"Wahnsinn!", brüllte Victor und riss seine Klinge aus einem zusammenschrumpfenden Körper. Um sie herum war es wieder ruhig. Vorerst. Ruby wischte sich den Schweiß von der Stirn und betrachtete angeekelt ihre Hand, als das klebrige Zeug sich als schwärzliches Blut herausstellte.
"Ja, Wahnsinn", bestätigte sie lahm und sah sich um. "Totaler Wahnsinn..." Sie nagte an ihrer Lippe und wartete darauf, dass etwas geschah, doch nichts zeigte sich. Was gleichzeitig beunruhigend und irgendwie schön war.
"Du hast doch ne Meise", murmelte Jolene. Sie sah genauso ramponiert aus, wie Ruby sich fühlte. Victor beachtete keine von ihnen und reinigte seine Waffe notdürftig mit einer Hand voll ausgerissenem Gras, ehe er weiter in die Dunkelheit des Parks vordrang.
Sie kämpften schon seit einer Stunde, aber es kam Ruby länger vor, wobei ihr ihr Handy immer wieder höhnisch sagte, dass sie noch gar nicht lange genug unterwegs waren, um sich so erschöpft zu fühlen.
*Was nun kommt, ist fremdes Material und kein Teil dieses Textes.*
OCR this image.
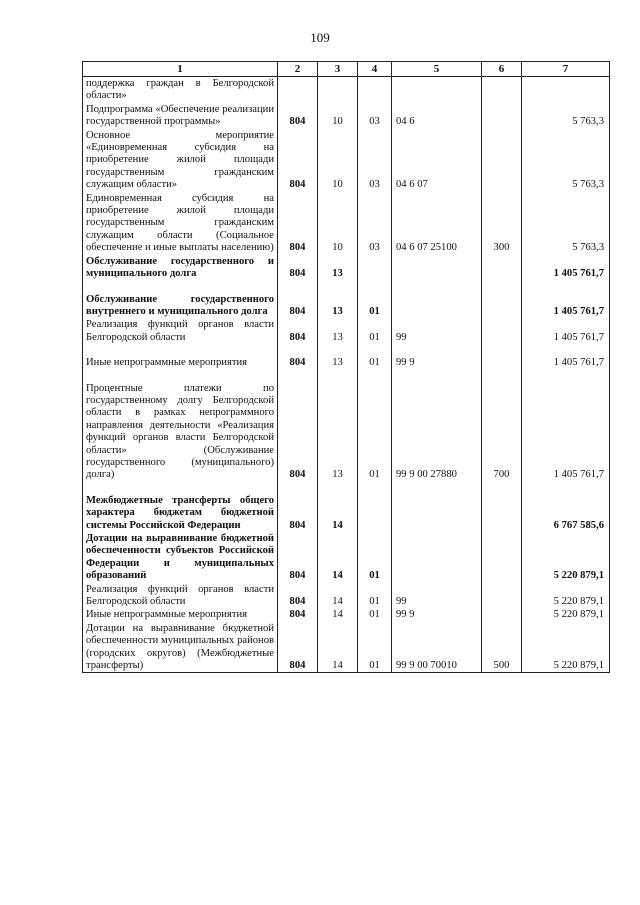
109
1	2	3	4	5	6	7
поддержка граждан в Белгородской области»						
Подпрограмма «Обеспечение реализации государственной программы»	804	10	03	04 6		5 763,3
Основное мероприятие «Единовременная субсидия на приобретение жилой площади государственным гражданским служащим области»	804	10	03	04 6 07		5 763,3
Единовременная субсидия на приобретение жилой площади государственным гражданским служащим области (Социальное обеспечение и иные выплаты населению)	804	10	03	04 6 07 25100	300	5 763,3
Обслуживание государственного и муниципального долга	804	13				1 405 761,7

Обслуживание государственного внутреннего и муниципального долга	804	13	01			1 405 761,7
Реализация функций органов власти Белгородской области	804	13	01	99		1 405 761,7

Иные непрограммные мероприятия	804	13	01	99 9		1 405 761,7

Процентные платежи по государственному долгу Белгородской области в рамках непрограммного направления деятельности «Реализация функций органов власти Белгородской области» (Обслуживание государственного (муниципального) долга)	804	13	01	99 9 00 27880	700	1 405 761,7

Межбюджетные трансферты общего характера бюджетам бюджетной системы Российской Федерации	804	14				6 767 585,6
Дотации на выравнивание бюджетной обеспеченности субъектов Российской Федерации и муниципальных образований	804	14	01			5 220 879,1
Реализация функций органов власти Белгородской области	804	14	01	99		5 220 879,1
Иные непрограммные мероприятия	804	14	01	99 9		5 220 879,1
Дотации на выравнивание бюджетной обеспеченности муниципальных районов (городских округов) (Межбюджетные трансферты)	804	14	01	99 9 00 70010	500	5 220 879,1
Andererseits ließ die aufputschende Wirkung der Iratze wohl langsam nach. Und keine Nachricht kam. Nirgendwo das erlösende Signal, dass irgend jemand dem Spuk ein Ende machen würde, weil Edward und seine Bande von Hexenmeistern geschnappt worden waren.
Ruby nickte Jolene zu, und die Mädchen gingen hinter Victor her, leicht versetzt zwei Meter hinter ihm, die eine links und die andere rechts. Irgendwie hatte sich das so ergeben.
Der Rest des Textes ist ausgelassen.